В завораживающем эксгибиционизме «Пяти легких пьес» снимается вопрос преступления и наказания: никакие травмы прошлого невозможно «залечить», театром — так точно; можно только устроить открытый и безопасный разговор о случившемся. Для чего? Чтобы помнили, чтобы не простили, чтобы не повторилось, чтобы пострадавшие от подобного не чувствовали себя в стыдном одиночестве. Много задач у такого рода театра. Но саспенс театральной игры в документальность, заставляющий тебя пристально следить за происходящим на сцене, связан, скорее, с желанием острого переживания, радикального, поскольку «материал» спектакля — дети. Именно поэтому Мило Рау называет свою работу «невозможным детским театром» — в нем, с одной стороны, показан механизм подчинения взрослыми детей (не всегда работающий!), а с другой — шаткое соотношение реальности и игры, тревожащее, но и соблазняющее. Самые необходимые этические вопросы здесь звучат так: «Как дети могут понять, что такое повествование, эмпатия, потеря, покорность? Возраст, разочарование, гнев, направленный на общество, восстание?» Но их очевидность затуманивалась собственно живым процессом театра, который Рау формулирует так: «Что происходит с нами, когда мы на них смотрим, когда они это все постигают на сцене?» Вопрос об изживании травмы здесь не то что подвергнут сомнению, но от его очевидности становится неловко: мы же понимаем, что театр ничего не смог и не может. И все же, хотим что-–то сделать с этим ужасом, ежедневным кошмаром, который случается прямо сейчас и везде. Рау хочет, он идейный борец с мировым злом, он защитник угнетенных, он едет в горячие точки и делает оттуда театральные репортажи, он превращает сцену в суд над теми, кто сумел избежать суда. В «Пяти легких пьесах» он ошеломленно показывает невозможность «пошэрить» чужую боль. Но делает это не через тематизирование и «рассказ о», а через дезавуирование самого процесса делания спектакля — ведь дети тут покорны чужой воле, режиссерской, а значит, в каком-то смысле — жертвы насилия. 

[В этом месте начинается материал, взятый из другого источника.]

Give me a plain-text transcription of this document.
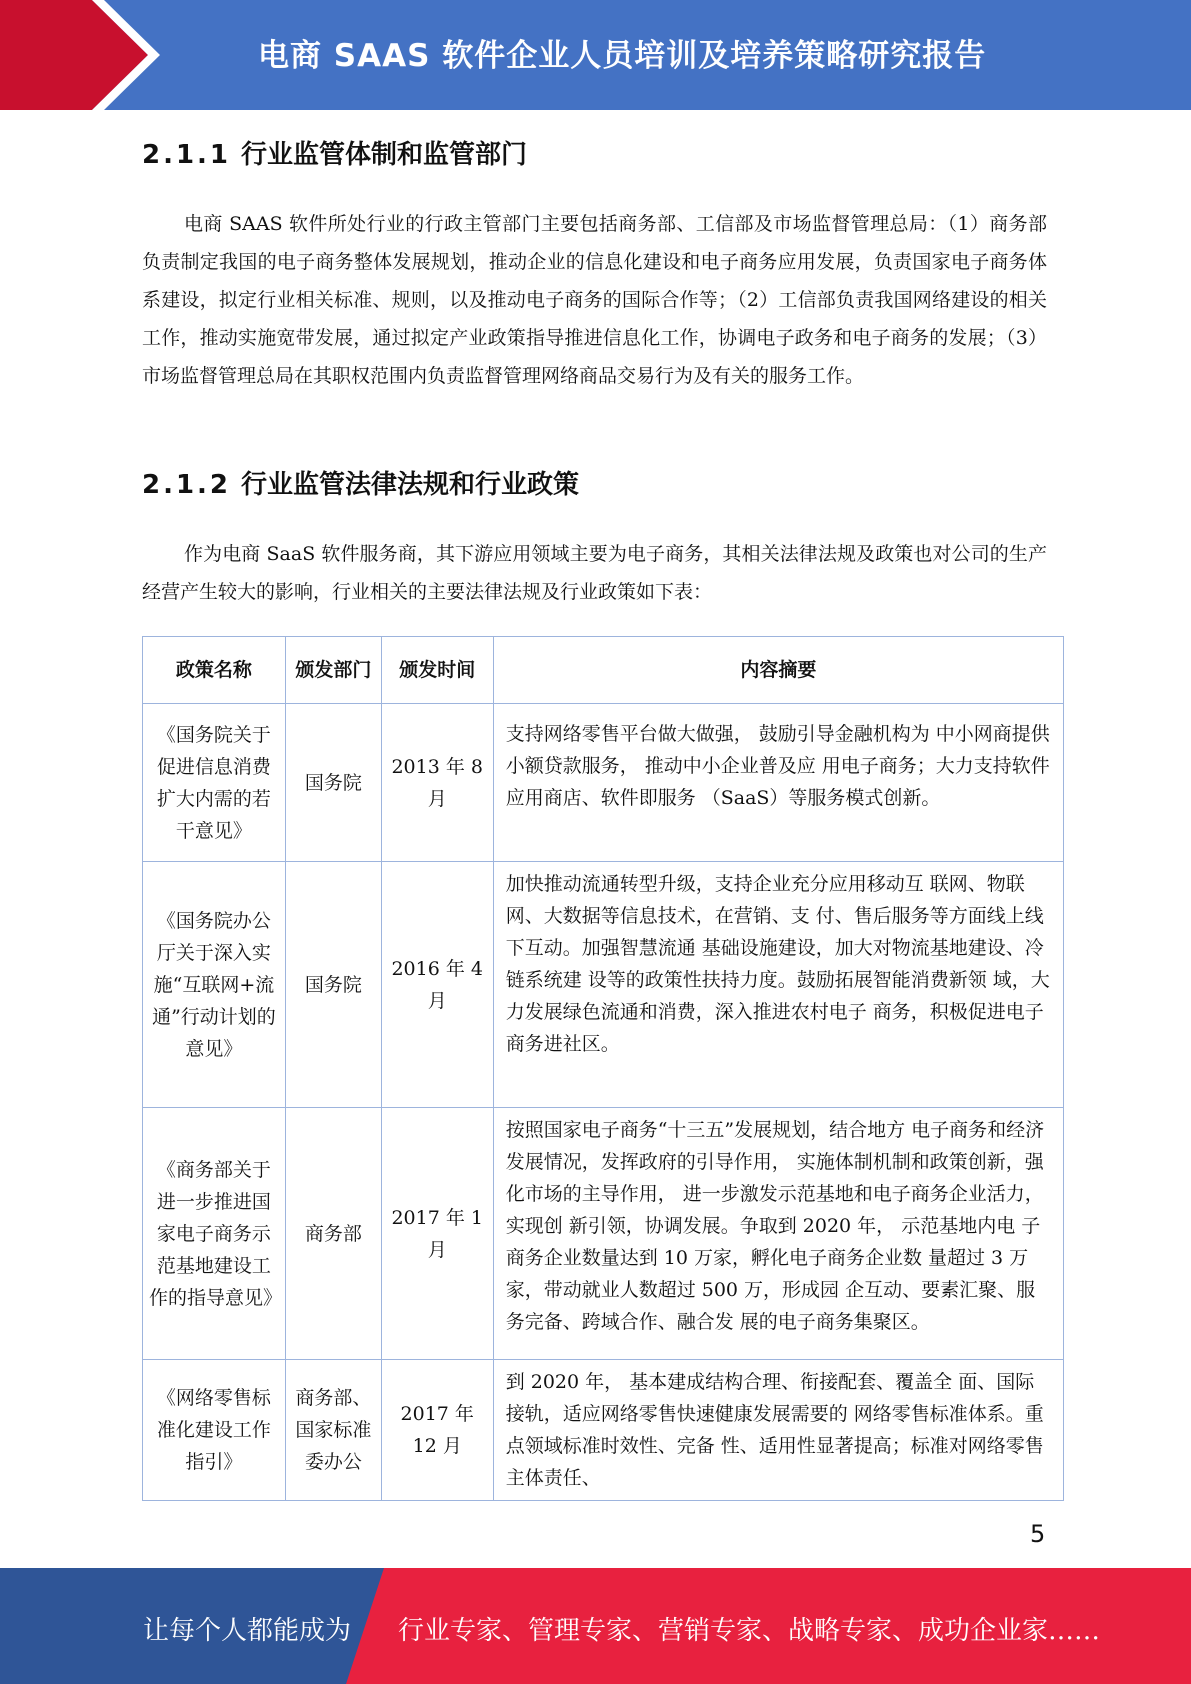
电商 SAAS 软件企业人员培训及培养策略研究报告
2.1.1 行业监管体制和监管部门

电商 SAAS 软件所处行业的行政主管部门主要包括商务部、工信部及市场监督管理总局：（1）商务部负责制定我国的电子商务整体发展规划，推动企业的信息化建设和电子商务应用发展，负责国家电子商务体系建设，拟定行业相关标准、规则，以及推动电子商务的国际合作等；（2）工信部负责我国网络建设的相关工作，推动实施宽带发展，通过拟定产业政策指导推进信息化工作，协调电子政务和电子商务的发展；（3）市场监督管理总局在其职权范围内负责监督管理网络商品交易行为及有关的服务工作。

2.1.2 行业监管法律法规和行业政策

作为电商 SaaS 软件服务商，其下游应用领域主要为电子商务，其相关法律法规及政策也对公司的生产经营产生较大的影响，行业相关的主要法律法规及行业政策如下表：

政策名称	颁发部门	颁发时间	内容摘要
《国务院关于促进信息消费扩大内需的若干意见》	国务院	2013 年 8 月	支持网络零售平台做大做强， 鼓励引导金融机构为 中小网商提供小额贷款服务， 推动中小企业普及应 用电子商务；大力支持软件应用商店、软件即服务 （SaaS）等服务模式创新。
《国务院办公厅关于深入实施“互联网+流通”行动计划的意见》	国务院	2016 年 4 月	加快推动流通转型升级，支持企业充分应用移动互 联网、物联网、大数据等信息技术，在营销、支 付、售后服务等方面线上线下互动。加强智慧流通 基础设施建设，加大对物流基地建设、冷链系统建 设等的政策性扶持力度。鼓励拓展智能消费新领 域，大力发展绿色流通和消费，深入推进农村电子 商务，积极促进电子商务进社区。
《商务部关于进一步推进国家电子商务示范基地建设工作的指导意见》	商务部	2017 年 1 月	按照国家电子商务“十三五”发展规划，结合地方 电子商务和经济发展情况，发挥政府的引导作用， 实施体制机制和政策创新，强化市场的主导作用， 进一步激发示范基地和电子商务企业活力，实现创 新引领，协调发展。争取到 2020 年， 示范基地内电 子商务企业数量达到 10 万家，孵化电子商务企业数 量超过 3 万家，带动就业人数超过 500 万，形成园 企互动、要素汇聚、服务完备、跨域合作、融合发 展的电子商务集聚区。
《网络零售标准化建设工作指引》	商务部、国家标准委办公	2017 年 12 月	到 2020 年， 基本建成结构合理、衔接配套、覆盖全 面、国际接轨，适应网络零售快速健康发展需要的 网络零售标准体系。重点领域标准时效性、完备 性、适用性显著提高；标准对网络零售主体责任、
5
让每个人都能成为 行业专家、管理专家、营销专家、战略专家、成功企业家……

«Из натуралистической мимикрии, из жуткого удовольствия от обезьянничания постепенно вырисовывается своего рода метаисследование искусства перформанса и его практик — превращения, покорности и восстания», — говорит Рау в интервью. Сталкивая зрителей с развинчиванием механизма, делающего нормой «энергосберегающее» бесчувствие, он в каком-–то смысле обеспечивает нас травмой, а не изживает ее. Какой у этого отложенный эффект и есть ли он — вопрос, но сам по себе процесс разборки восприятия, положенный в основу спектакля, в котором открыто показывается, что и из чего делается и как добываются «детские слезы», сбивает с толку. 

«Битва при Оргриве», 2001

***

Реконструкция как метод изживания травмы — или как способ не забыть ее — была не раз опробована театром в XX веке. Самый знаменитый пример — реэнактмент стачки 1984 года, который Джереми Деллер назвал «Битва при Оргриве» (2001) и к участию в котором он привлек несколько сотен участников и свидетелей событий на севере Великобритании. Травма осталась неизжитой: в интервью, данных Деллеру шахтерами и жителями деревни во время двухгодичного ресерча, слышна настоящая боль людей, переживших унижение, боль и отчаяние. Деллер работал с живой памятью — он хотел откопать зарытый «труп», заново разыграть преступное по своей сути событие, в котором полиция зверски мочила бастующих и не была за это наказана. Оживление, трансформация и избавление от травмы через реконструкцию — евреиновский мотив. Здесь он носил политический характер: важно было показать, что люди могут проявлять солидарность в коллективном, теперь уже театрализованном, действе. Но неожиданностью стало то, что травма таким образом не была изжита, напротив — спустя столько лет все прямые и косвенные участники с ожесточенной болезненностью восстановили свою травму и поделились ею со «зрителями». Книжка Клэр Бишоп про партиципаторное искусство называется «Искусственный ад» — заимствуя название, можно сказать, что Деллер заново, искусственно сочинил событие, которое стало повторным адом для его участников, но зато расширило круг своих «зрителей».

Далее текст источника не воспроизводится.